Music “is a thread in my life that helps me deal with the sad stories I hear day in and day out,” Duchesneau said in an interview in an MUHC newsletter this year.
“You can be terribly vulnerable and still strong as hell … and I think I learned that from my patients,” as Duchesneau, who has been in remission for four years from cancer of the anal canal, observes in the film.
She credits those patients with helping her to find her voice. “I don’t think it’s just a solo journey,” she says in the film. “My African women make me taller. … These women can find their voices. We hear their voices, their courage.”
Duchesneau helped a group of African women followed at her clinic to record an album of their own in 2013. Then in April, she travelled to Rwanda to participate in the national commemoration of the 1994 genocide.

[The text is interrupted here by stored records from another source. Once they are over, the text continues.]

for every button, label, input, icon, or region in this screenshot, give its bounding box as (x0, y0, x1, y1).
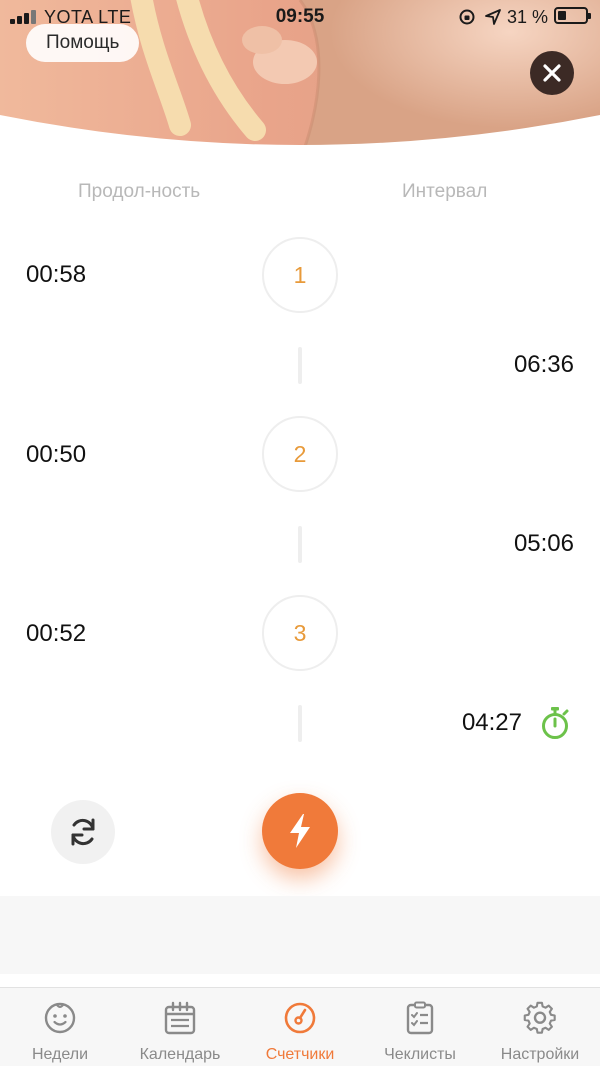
contraction-number: 3 (262, 595, 338, 671)
tab-bar: Недели Календарь Счетчики Чеклисты Настр… (0, 987, 600, 1066)
duration-column-header: Продол-ность (78, 181, 201, 202)
calendar-icon (164, 1001, 196, 1035)
tab-calendar[interactable]: Календарь (120, 988, 240, 1066)
help-button[interactable]: Помощь (26, 24, 140, 62)
counter-gauge-icon (284, 1002, 316, 1034)
gear-icon (523, 1001, 556, 1034)
tab-label: Настройки (500, 1046, 580, 1063)
battery-icon (554, 7, 591, 24)
content-footer-band (0, 896, 600, 974)
close-icon (543, 64, 561, 82)
lightning-icon (290, 814, 310, 848)
reset-button[interactable] (51, 800, 115, 864)
interval-column-header: Интервал (402, 181, 488, 202)
baby-face-icon (44, 1002, 76, 1034)
contraction-number: 2 (262, 416, 338, 492)
battery-percent: 31 % (506, 7, 548, 27)
contraction-number: 1 (262, 237, 338, 313)
live-interval-timer: 04:27 (461, 709, 522, 736)
tab-counters[interactable]: Счетчики (240, 988, 360, 1066)
interval-value: 05:06 (513, 530, 574, 557)
interval-value: 06:36 (513, 351, 574, 378)
contraction-duration: 00:58 (26, 261, 87, 288)
tab-label: Календарь (139, 1046, 221, 1063)
orientation-lock-icon (459, 9, 475, 25)
contraction-duration: 00:52 (26, 620, 87, 647)
tab-label: Чеклисты (384, 1046, 456, 1063)
tab-label: Счетчики (265, 1046, 335, 1063)
contraction-counter-screen: YOTA LTE 09:55 31 % Помощь Продол-ность … (0, 0, 600, 1066)
timeline-connector (298, 526, 302, 563)
contraction-duration: 00:50 (26, 441, 87, 468)
tab-checklists[interactable]: Чеклисты (360, 988, 480, 1066)
stopwatch-icon (542, 707, 569, 739)
timeline-connector (298, 705, 302, 742)
close-button[interactable] (530, 51, 574, 95)
location-arrow-icon (485, 9, 501, 25)
checklist-icon (406, 1001, 434, 1035)
timeline-connector (298, 347, 302, 384)
tab-label: Недели (31, 1046, 89, 1063)
contraction-start-button[interactable] (262, 793, 338, 869)
tab-weeks[interactable]: Недели (0, 988, 120, 1066)
refresh-icon (71, 818, 95, 846)
tab-settings[interactable]: Настройки (480, 988, 600, 1066)
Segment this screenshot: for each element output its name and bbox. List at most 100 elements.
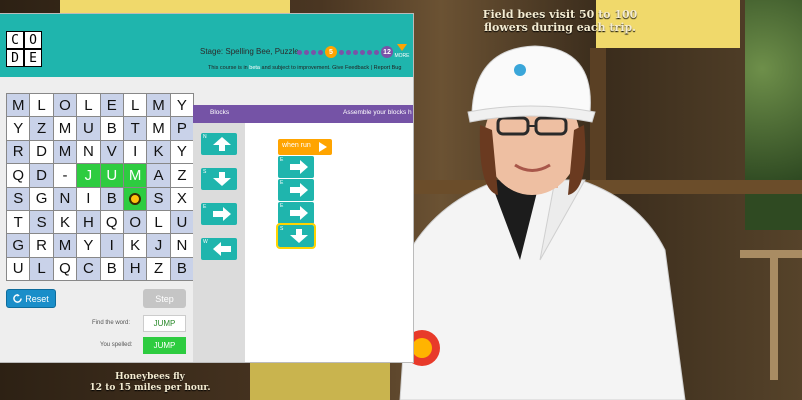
block-direction-label: S (203, 169, 207, 175)
grid-cell: M (53, 117, 77, 140)
when-run-block[interactable]: when run (278, 139, 332, 155)
move-block-right[interactable]: E (278, 156, 314, 178)
grid-cell: L (30, 257, 53, 281)
grid-cell: E (100, 94, 123, 117)
logo-letter: E (24, 49, 42, 67)
grid-cell: L (30, 94, 53, 117)
grid-cell: G (7, 234, 30, 257)
step-button[interactable]: Step (143, 289, 186, 308)
grid-cell: R (30, 234, 53, 257)
grid-cell: M (53, 140, 77, 164)
grid-cell: Z (170, 164, 194, 187)
block-direction-label: E (280, 203, 284, 209)
progress-dot[interactable] (339, 49, 344, 55)
grid-cell: Q (100, 210, 123, 234)
app-header: C O D E Stage: Spelling Bee, Puzzle 5 12… (0, 14, 413, 77)
reset-icon (13, 294, 23, 303)
progress-dot[interactable] (311, 49, 316, 55)
chevron-down-icon (397, 44, 407, 51)
app-body: MLOLELMYYZMUBTMPRDMNVIKYQD-JUMAZSGNIBSXT… (0, 77, 413, 362)
grid-cell (123, 187, 147, 210)
more-label: MORE (394, 53, 410, 59)
move-block-down[interactable]: S (201, 168, 237, 190)
progress-dot[interactable] (353, 49, 358, 55)
grid-cell: P (170, 117, 194, 140)
grid-cell: M (147, 117, 170, 140)
grid-cell: L (77, 94, 100, 117)
yellow-floor-panel (250, 362, 390, 400)
play-icon (319, 142, 327, 152)
grid-cell: B (100, 187, 123, 210)
grid-cell: U (170, 210, 194, 234)
arrow-down-icon (213, 172, 231, 186)
move-block-right[interactable]: E (278, 202, 314, 224)
arrow-right-icon (213, 207, 231, 221)
reset-button[interactable]: Reset (6, 289, 56, 308)
grid-cell: O (123, 210, 147, 234)
beta-notice-links[interactable]: and subject to improvement. Give Feedbac… (260, 65, 402, 71)
grid-cell: Y (170, 94, 194, 117)
grid-cell: T (123, 117, 147, 140)
grid-cell: N (53, 187, 77, 210)
grid-cell: K (123, 234, 147, 257)
move-block-right[interactable]: E (201, 203, 237, 225)
beta-notice: This course is in beta and subject to im… (208, 65, 401, 71)
move-block-up[interactable]: N (201, 133, 237, 155)
target-word: JUMP (143, 315, 186, 332)
tree-foliage (745, 0, 802, 230)
grid-cell: S (147, 187, 170, 210)
move-block-right[interactable]: E (278, 179, 314, 201)
block-direction-label: N (203, 134, 207, 140)
arrow-left-icon (213, 242, 231, 256)
logo-letter: D (6, 49, 24, 67)
progress-dot[interactable] (346, 49, 351, 55)
grid-cell: D (30, 164, 53, 187)
reset-label: Reset (25, 293, 49, 304)
grid-cell: J (77, 164, 100, 187)
grid-cell: K (53, 210, 77, 234)
grid-cell: Y (77, 234, 100, 257)
grid-cell: U (7, 257, 30, 281)
progress-dot[interactable] (297, 49, 302, 55)
grid-cell: T (7, 210, 30, 234)
grid-cell: B (170, 257, 194, 281)
grid-cell: Z (147, 257, 170, 281)
grid-cell: D (30, 140, 53, 164)
grid-cell: V (100, 140, 123, 164)
grid-cell: M (7, 94, 30, 117)
block-direction-label: E (280, 157, 284, 163)
grid-cell: B (100, 117, 123, 140)
progress-dot[interactable] (360, 49, 365, 55)
blocks-header-label: Blocks (210, 109, 230, 116)
grid-cell: R (7, 140, 30, 164)
move-block-down[interactable]: S (276, 223, 316, 249)
grid-cell: U (100, 164, 123, 187)
grid-cell: Z (30, 117, 53, 140)
move-block-left[interactable]: W (201, 238, 237, 260)
progress-dot[interactable] (304, 49, 309, 55)
grid-cell: S (7, 187, 30, 210)
grid-cell: M (53, 234, 77, 257)
progress-dot[interactable] (367, 49, 372, 55)
blocks-header: Blocks Assemble your blocks h (193, 105, 413, 123)
grid-cell: N (77, 140, 100, 164)
last-puzzle-bubble[interactable]: 12 (381, 46, 393, 58)
more-button[interactable]: MORE (393, 44, 411, 59)
current-puzzle-bubble[interactable]: 5 (325, 46, 337, 58)
find-word-label: Find the word: (92, 320, 131, 326)
blocks-workspace: when run E E E S (245, 123, 413, 362)
progress-dot[interactable] (374, 49, 379, 55)
grid-cell: C (77, 257, 100, 281)
fence-post (770, 250, 778, 380)
grid-cell: H (123, 257, 147, 281)
code-logo[interactable]: C O D E (6, 31, 42, 67)
you-spelled-label: You spelled: (100, 342, 133, 348)
grid-cell: S (30, 210, 53, 234)
progress-dot[interactable] (318, 49, 323, 55)
stage-title: Stage: Spelling Bee, Puzzle (200, 47, 299, 56)
grid-cell: U (77, 117, 100, 140)
beta-word: beta (249, 65, 260, 71)
grid-cell: I (77, 187, 100, 210)
grid-cell: X (170, 187, 194, 210)
grid-cell: I (123, 140, 147, 164)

Most Montrealers know nothing about asylum seekers who have been victims of war crimes and whose status in Canada remains uncertain, said Henderson. Duchesneau and some of her colleagues observe in the film that the government has, to some degree, demonized refugees as “queue jumpers, liars and cheaters.”
In the Key of Claire is co-produced by Henderson and Robbie Hart, who produced the multiple Gemini award-winning documentary I Am Not a Rock Star.
For three and a half of the four years it took to make In the Key of Claire, it had no funding. Ultimately, the Conseil des arts et des lettres du Québec provided a $20,000 grant and the CBC and Toronto-based IChannel bought broadcast licences, but the film is still not fully financed.
Part of the challenge, Henderson explained, lay in convincing broadcasters that a story about an older woman — a social worker who wears hearing aids — could interest an audience. “Most commissioning editors shied away from the subject matter,” she said.
“I feel that older women are virtually absent from the mainstream media, except for quirky character roles or dysfunctional mothers-in-law. But I am surrounded by older women who live rich and fascinating lives, who are repositories of stories that need to be told.”
In the Key of Claire is screened Tuesday, July 29 at 7 p.m. at the Rialto Theatre, 5723 Parc Ave. A Q&A with director Anne Henderson and some of the film’s subjects will follow. Tickets cost $10, and are available at the door or via eventbrite.ca. CBC will air the film Saturday, Aug. 2 at 7 p.m.; to accommodate commercials, only 45 minutes of the film’s 52 minutes will be shown.